Man Installing a Porch Screen

Step 6: Install the Porch Screen

Some kits use channel pieces to hold the screen fabric in place. Measure and cut these to size. Use a rubber mallet to tap the channels into place. Have a small piece of 2×4 wood handy or some other soft material to act as a buffer so you’re not tapping directly onto the channel pieces. This helps to prevent dents and dings.

Measure your opening and cut a piece of screen fabric that’s a few inches larger. If you’re using a screened-in porch kit with a channel system, have a friend hold the fabric square against the top channel track. Fasten the screen into the track by using the roller knife to push the spline into the channel’s groove.
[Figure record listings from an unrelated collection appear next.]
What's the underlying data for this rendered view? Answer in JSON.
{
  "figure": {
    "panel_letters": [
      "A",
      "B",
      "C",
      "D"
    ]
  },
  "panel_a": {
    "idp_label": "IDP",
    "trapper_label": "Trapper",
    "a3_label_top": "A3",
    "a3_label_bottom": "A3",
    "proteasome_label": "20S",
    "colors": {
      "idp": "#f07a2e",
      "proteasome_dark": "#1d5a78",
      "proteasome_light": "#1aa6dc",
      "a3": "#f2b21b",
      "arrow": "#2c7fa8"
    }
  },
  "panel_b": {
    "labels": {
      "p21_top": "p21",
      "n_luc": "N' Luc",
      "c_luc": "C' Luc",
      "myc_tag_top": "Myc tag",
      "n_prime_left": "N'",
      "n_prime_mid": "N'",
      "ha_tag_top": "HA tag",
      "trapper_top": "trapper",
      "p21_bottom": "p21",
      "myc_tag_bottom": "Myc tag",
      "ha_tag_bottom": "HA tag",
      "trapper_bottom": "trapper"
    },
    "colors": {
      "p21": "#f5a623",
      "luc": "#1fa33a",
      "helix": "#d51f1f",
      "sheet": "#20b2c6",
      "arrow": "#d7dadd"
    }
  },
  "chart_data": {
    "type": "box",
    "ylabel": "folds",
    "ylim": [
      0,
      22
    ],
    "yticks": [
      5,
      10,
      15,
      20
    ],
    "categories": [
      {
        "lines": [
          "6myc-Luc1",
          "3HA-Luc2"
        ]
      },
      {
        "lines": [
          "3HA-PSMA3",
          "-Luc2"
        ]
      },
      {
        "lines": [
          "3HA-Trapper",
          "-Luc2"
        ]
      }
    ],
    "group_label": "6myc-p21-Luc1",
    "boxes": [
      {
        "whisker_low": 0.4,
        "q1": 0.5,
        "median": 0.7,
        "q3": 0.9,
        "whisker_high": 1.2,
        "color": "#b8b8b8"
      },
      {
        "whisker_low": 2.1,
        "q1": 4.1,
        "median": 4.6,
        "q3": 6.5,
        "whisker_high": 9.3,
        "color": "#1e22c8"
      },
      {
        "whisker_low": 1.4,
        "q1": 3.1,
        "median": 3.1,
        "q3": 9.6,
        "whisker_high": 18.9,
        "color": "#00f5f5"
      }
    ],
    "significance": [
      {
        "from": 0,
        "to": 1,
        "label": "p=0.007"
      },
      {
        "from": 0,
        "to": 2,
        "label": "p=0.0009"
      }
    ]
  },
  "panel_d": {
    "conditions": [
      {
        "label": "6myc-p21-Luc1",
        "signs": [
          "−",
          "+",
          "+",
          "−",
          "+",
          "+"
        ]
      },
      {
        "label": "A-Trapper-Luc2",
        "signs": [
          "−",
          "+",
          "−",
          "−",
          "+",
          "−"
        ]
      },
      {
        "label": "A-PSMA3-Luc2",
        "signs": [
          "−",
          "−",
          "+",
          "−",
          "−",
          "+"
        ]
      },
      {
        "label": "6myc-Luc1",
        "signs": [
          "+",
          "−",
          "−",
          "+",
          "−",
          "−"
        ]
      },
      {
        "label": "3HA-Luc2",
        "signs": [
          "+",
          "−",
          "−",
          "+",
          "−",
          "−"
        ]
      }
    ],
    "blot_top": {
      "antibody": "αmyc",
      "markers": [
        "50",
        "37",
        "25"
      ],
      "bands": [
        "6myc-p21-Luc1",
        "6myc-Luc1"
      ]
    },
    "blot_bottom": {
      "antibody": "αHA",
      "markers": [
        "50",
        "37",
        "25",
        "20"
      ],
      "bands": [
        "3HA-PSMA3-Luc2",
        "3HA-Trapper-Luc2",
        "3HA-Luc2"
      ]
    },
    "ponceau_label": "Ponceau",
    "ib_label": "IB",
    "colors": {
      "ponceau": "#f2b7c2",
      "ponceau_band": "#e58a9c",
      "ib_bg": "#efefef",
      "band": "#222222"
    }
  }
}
Keep the screen taut as you repeat the process on the sides, then finish with the bottom track. Use the utility knife to remove excess screen.

For systems like ScreenEze that use a vinyl channel cap instead of spline, square the fabric to the top of the opening. Seat the cap to the base channel at the corners with the rubber mallet. Tap the rest of the way from the center out.
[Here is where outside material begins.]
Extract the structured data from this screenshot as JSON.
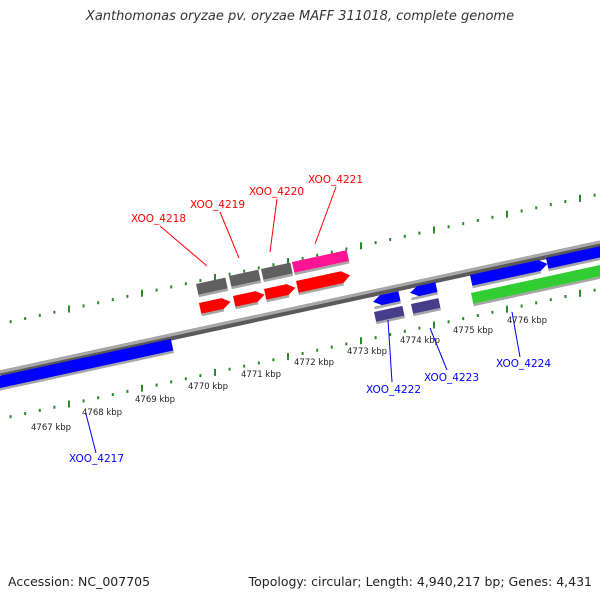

Install the bottom of the screen second and repeat the process on the sides. As you work, the system stretches the screen fabric for you. Use your utility knife to remove the excess fabric.

Step 7: Place the Cap Strips

Some kits include cap strips that create a clean, finished look by concealing where the screen is attached to base pieces. Use a rubber mallet to safely tap them into place. If needed, use snips to trim them to size.

Step 8: Install a Storm Door

Select a screen door that matches the trim of your newly screened-in porch. We recommend installing a storm door, which includes glass windows that can be replaced by screen panels. Should you decide to upgrade your porch with windows down the road, having a storm door will provide the best protection from the elements.

Screened-In Porch With a Screen Door

Image courtesy of Design Builders Inc.

When To Call a Pro

If you have to frame a porch for screening or installing the door, or if you need to tear down and rebuild your stairs, it might be more beneficial to hire a contractor. Just adding trim around porch posts can be a pain for a beginner.

And if you want to go all out with your screened-in porch with retractable or motorized screens or a ceiling fan, you’ll definitely want to call in a professional. Running electric out to your porch requires a licensed electrician to do it right, so you never want to try it yourself. Given the expense of powered screens, it’s not worth trying to do it yourself if you’re not used to it.